Die Ketzerbriefe: Neuerliche Relativierung

Sicher, Handke konnte nicht wissen, dass Terroristen wie Anders Breivik oder Brenton Tarrant die gleichen Kriegsverbrecher idolisieren würden wie er selbst. Und doch hätte er vorsichtiger sein müssen, als er einem verurteilten Kriegsverbrecher ein Theaterstück widmete, in dem er Journalisten und Gerichte der Manipulationen bezichtigte.

Ketzerbriefe, Cover der Nummer 169.
Aber Vorsicht ist nicht Handkes Tugend. Fünf Jahre nach seinem mit zusammengepressten Lippen vorgetragenen Bekenntnis zu Srebrenica als dem "schlimmsten Verbrechen" gab er den obskuren Ketzerbriefen (Nr. 169, erschienen 2011 im rechten Ahriman Verlag, in dem auch Titel wie "Die Flutung Europas mit falschen Flüchtlingen" erscheinen)  ein Interview, das man im Internet nachlesen kann:

"Jetzt kommt man ständig mit den 8.000 Opfern und dem angeblich schlimmsten Massaker seit dem Zweiten Weltkrieg; unversehens kommt hier mit Auschwitz der deutsche Faschismus rein. Das Gerede mit den 8.000 Toten wird immer intensiver. Vielleicht war es ein Rachemassaker oder was auch immer; ich weiß es nicht, ich bin kein Experte".
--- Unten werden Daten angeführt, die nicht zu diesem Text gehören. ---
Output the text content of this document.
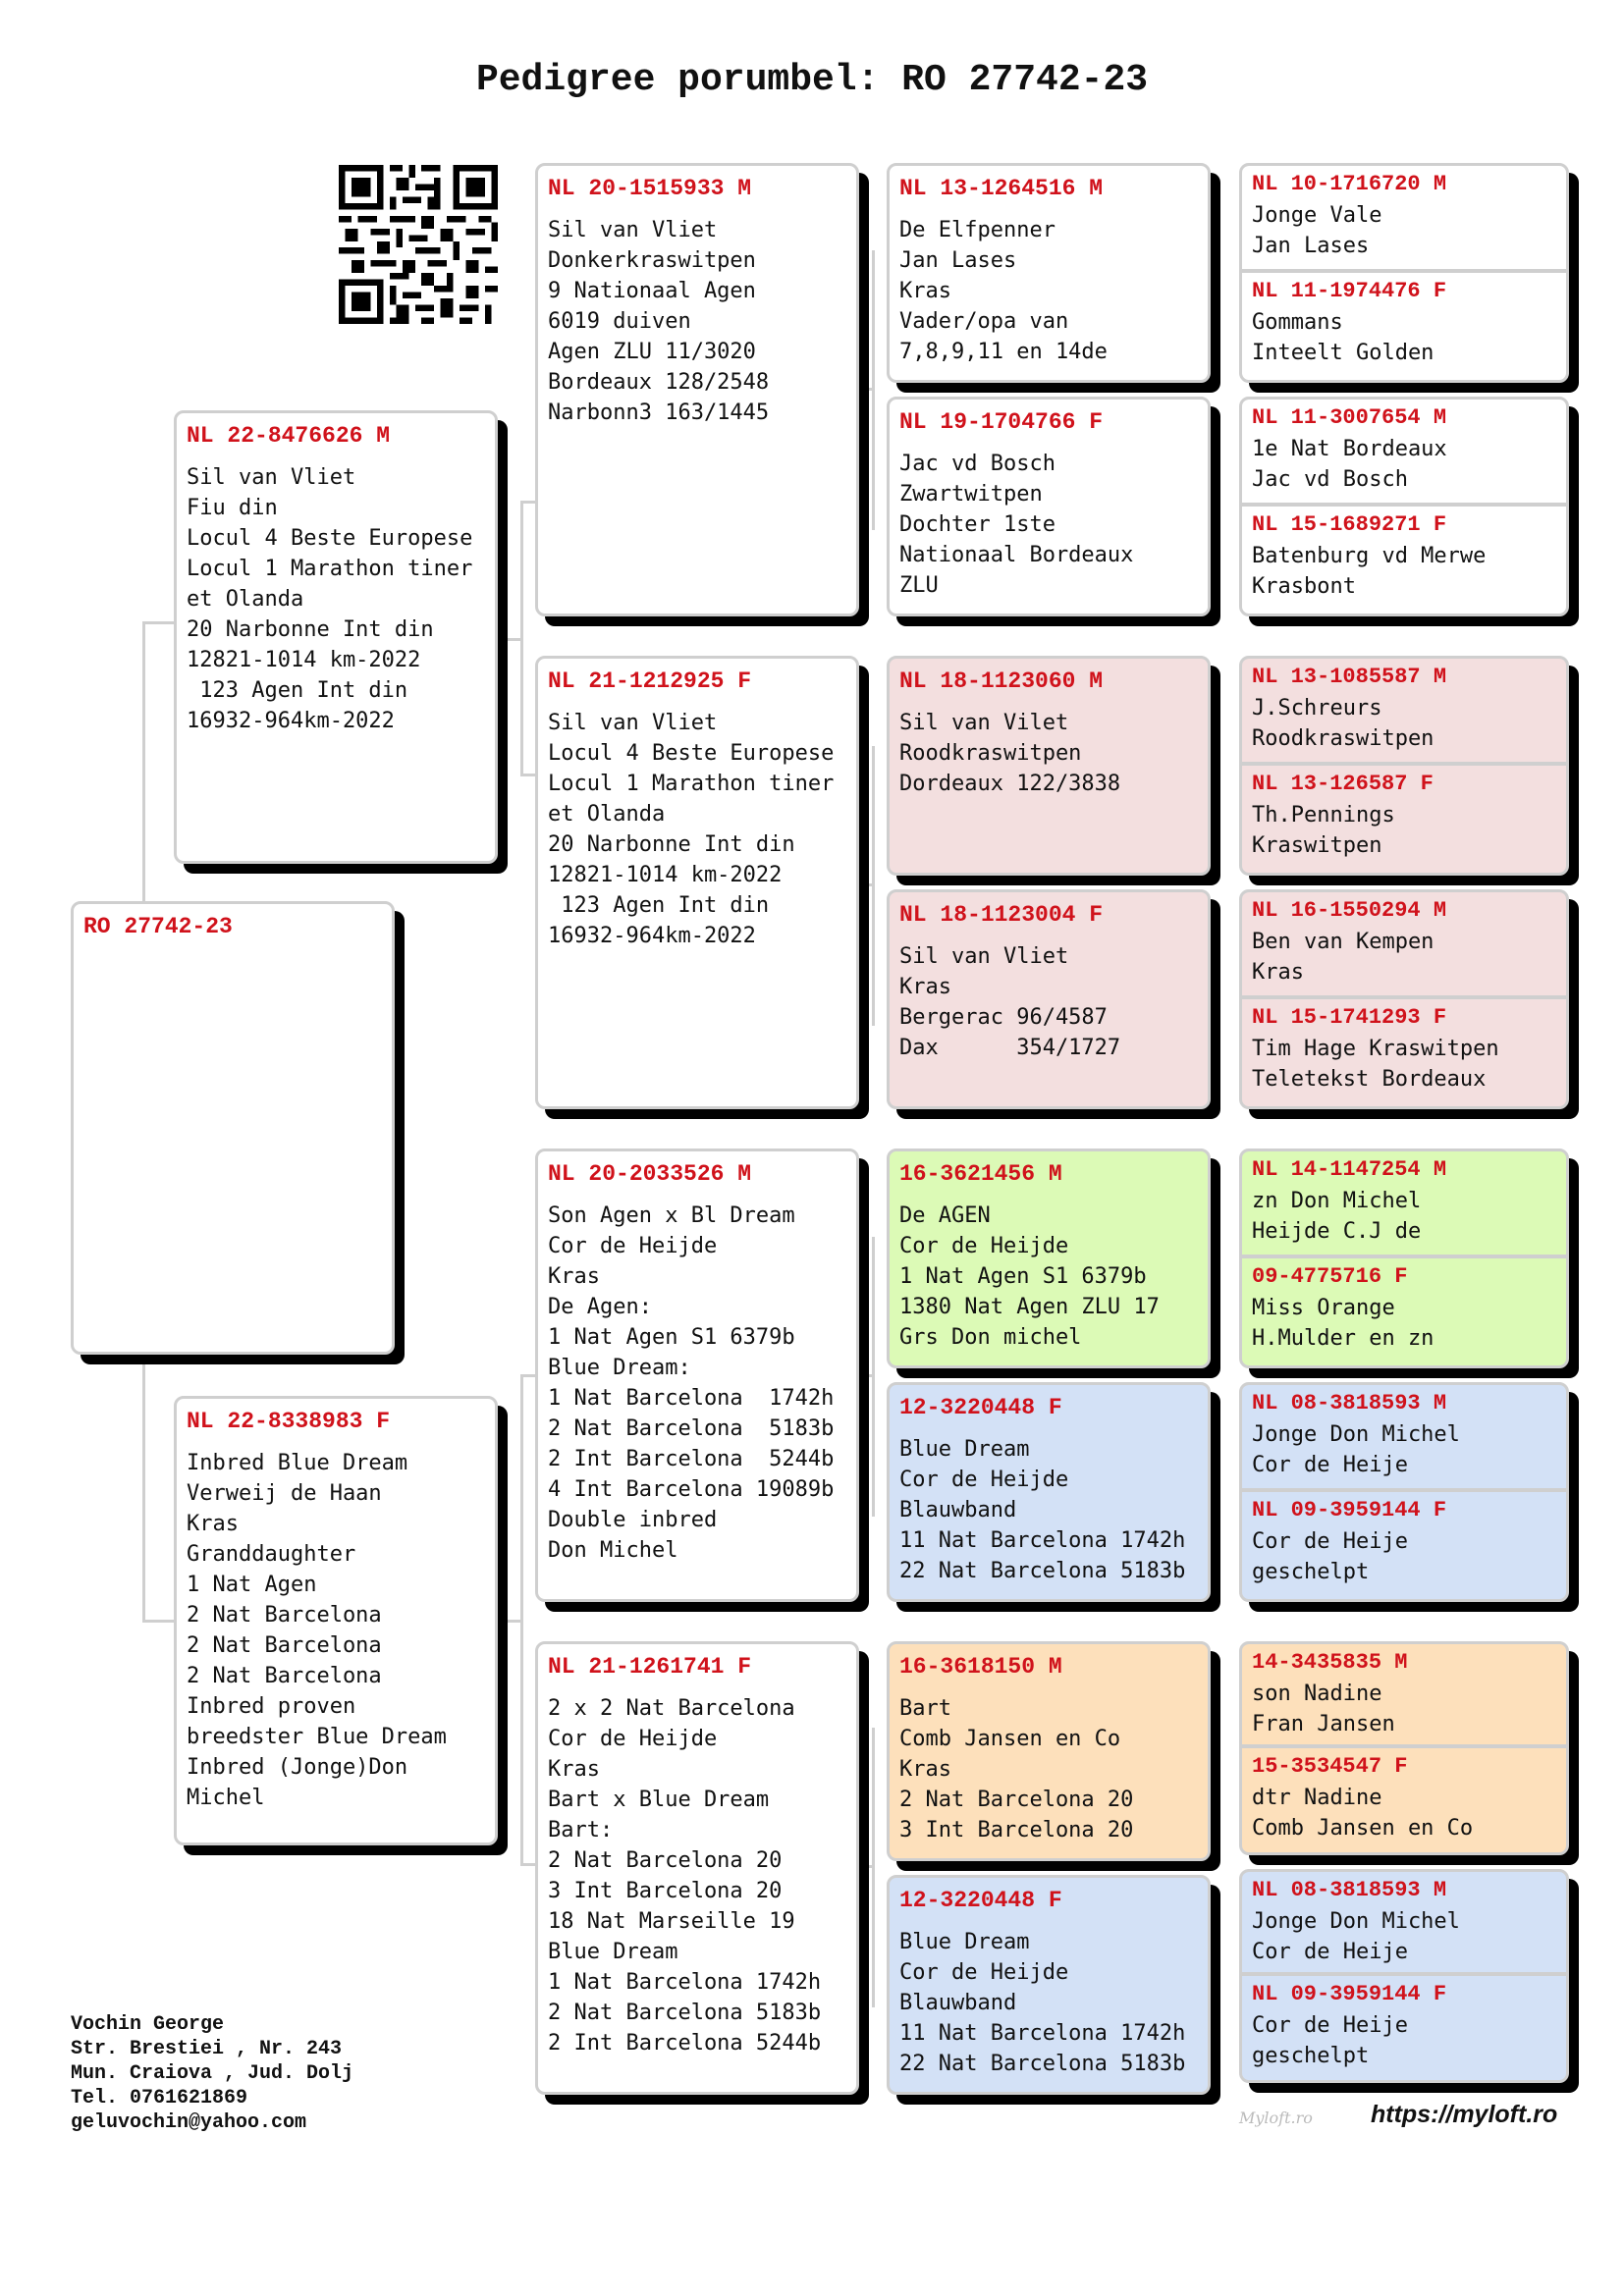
Pedigree porumbel: RO 27742-23
RO 27742-23
NL 22-8476626 M
Sil van Vliet
Fiu din
Locul 4 Beste Europese
Locul 1 Marathon tiner
et Olanda
20 Narbonne Int din
12821-1014 km-2022
123 Agen Int din
16932-964km-2022
NL 22-8338983 F
Inbred Blue Dream
Verweij de Haan
Kras
Granddaughter
1 Nat Agen
2 Nat Barcelona
2 Nat Barcelona
2 Nat Barcelona
Inbred proven
breedster Blue Dream
Inbred (Jonge)Don
Michel
NL 20-1515933 M
Sil van Vliet
Donkerkraswitpen
9 Nationaal Agen
6019 duiven
Agen ZLU 11/3020
Bordeaux 128/2548
Narbonn3 163/1445
NL 21-1212925 F
Sil van Vliet
Locul 4 Beste Europese
Locul 1 Marathon tiner
et Olanda
20 Narbonne Int din
12821-1014 km-2022
123 Agen Int din
16932-964km-2022
NL 20-2033526 M
Son Agen x Bl Dream
Cor de Heijde
Kras
De Agen:
1 Nat Agen S1 6379b
Blue Dream:
1 Nat Barcelona  1742h
2 Nat Barcelona  5183b
2 Int Barcelona  5244b
4 Int Barcelona 19089b
Double inbred
Don Michel
NL 21-1261741 F
2 x 2 Nat Barcelona
Cor de Heijde
Kras
Bart x Blue Dream
Bart:
2 Nat Barcelona 20
3 Int Barcelona 20
18 Nat Marseille 19
Blue Dream
1 Nat Barcelona 1742h
2 Nat Barcelona 5183b
2 Int Barcelona 5244b
NL 13-1264516 M
De Elfpenner
Jan Lases
Kras
Vader/opa van
7,8,9,11 en 14de
NL 19-1704766 F
Jac vd Bosch
Zwartwitpen
Dochter 1ste
Nationaal Bordeaux
ZLU
NL 18-1123060 M
Sil van Vilet
Roodkraswitpen
Dordeaux 122/3838
NL 18-1123004 F
Sil van Vliet
Kras
Bergerac 96/4587
Dax      354/1727
16-3621456 M
De AGEN
Cor de Heijde
1 Nat Agen S1 6379b
1380 Nat Agen ZLU 17
Grs Don michel
12-3220448 F
Blue Dream
Cor de Heijde
Blauwband
11 Nat Barcelona 1742h
22 Nat Barcelona 5183b
16-3618150 M
Bart
Comb Jansen en Co
Kras
2 Nat Barcelona 20
3 Int Barcelona 20
12-3220448 F
Blue Dream
Cor de Heijde
Blauwband
11 Nat Barcelona 1742h
22 Nat Barcelona 5183b
NL 10-1716720 M
Jonge Vale
Jan Lases
NL 11-1974476 F
Gommans
Inteelt Golden
NL 11-3007654 M
1e Nat Bordeaux
Jac vd Bosch
NL 15-1689271 F
Batenburg vd Merwe
Krasbont
NL 13-1085587 M
J.Schreurs
Roodkraswitpen
NL 13-126587 F
Th.Pennings
Kraswitpen
NL 16-1550294 M
Ben van Kempen
Kras
NL 15-1741293 F
Tim Hage Kraswitpen
Teletekst Bordeaux
NL 14-1147254 M
zn Don Michel
Heijde C.J de
09-4775716 F
Miss Orange
H.Mulder en zn
NL 08-3818593 M
Jonge Don Michel
Cor de Heije
NL 09-3959144 F
Cor de Heije
geschelpt
14-3435835 M
son Nadine
Fran Jansen
15-3534547 F
dtr Nadine
Comb Jansen en Co
NL 08-3818593 M
Jonge Don Michel
Cor de Heije
NL 09-3959144 F
Cor de Heije
geschelpt
Vochin George
Str. Brestiei , Nr. 243
Mun. Craiova , Jud. Dolj
Tel. 0761621869
geluvochin@yahoo.com	Myloft.ro	https://myloft.ro
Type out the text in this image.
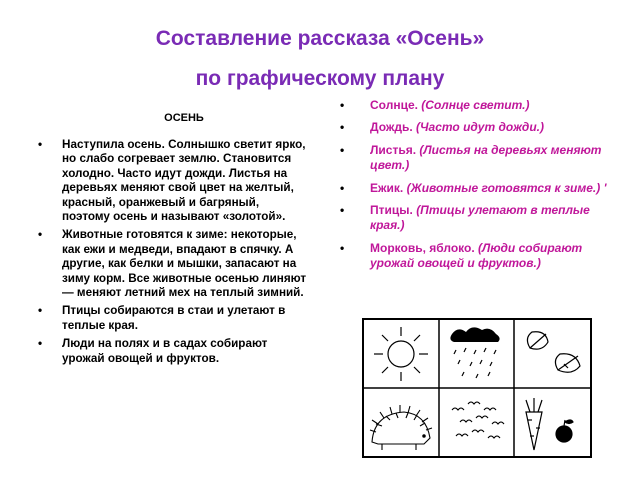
Составление рассказа «Осень»
по графическому плану
ОСЕНЬ
• Наступила осень. Солнышко светит ярко, но слабо согревает землю. Становится холодно. Часто идут дожди. Листья на деревьях меняют свой цвет на желтый, красный, оранжевый и багряный, поэтому осень и называют «золотой».
• Животные готовятся к зиме: некоторые, как ежи и медведи, впадают в спячку. А другие, как белки и мышки, запасают на зиму корм. Все животные осенью линяют — меняют летний мех на теплый зимний.
• Птицы собираются в стаи и улетают в теплые края.
• Люди на полях и в садах собирают урожай овощей и фруктов.
• Солнце. (Солнце светит.)
• Дождь. (Часто идут дожди.)
• Листья. (Листья на деревьях меняют цвет.)
• Ежик. (Животные готовятся к зиме.) '
• Птицы. (Птицы улетают в теплые края.)
• Морковь, яблоко. (Люди собирают урожай овощей и фруктов.)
Nun, er ist tatsächlich kein Experte, aber leider glaubt er auch nicht den Experten - und das im Jahr 2011, nachdem bereits zahlreiche komplizierte und langwierige Prozesse in Den Haag abgeschlossen waren! Entgegen allen Erkenntnissen schildert er die Ereignisse in Srebrenica laut Ketzerbriefen so:

"Es hat sich ein unglaublicher Haß in Srebrenica aufgestaut. Sind die tatsächlich gekommen und haben - eigentlich will ich Zahlen vermeiden - zwischen 2.000 und 4.000 Menschen umgebracht? Niemand von der westlichen Presse fragt, wie es dazu kam; das interessiert niemanden."

Dazu noch verhöhnt Handke die "Mütter von Srebrenica":

"Überhaupt, diese sogenannten 'Mütter von Srebrenica': Denen glaube ich kein Wort, denen nehme ich die Trauer nicht ab. Wäre ich Mutter, ich trauerte alleine. Es gab die Mütter von Buenos Aires, sehr richtig, die hatten sich zusammengeschlossen und die Militärdiktatoren gefragt, was mit ihren Kindern geschehen ist. Aber diese billige Nachahmung ist scheußlich. Es gibt die Mütter von Buenos Aires, und das genügt."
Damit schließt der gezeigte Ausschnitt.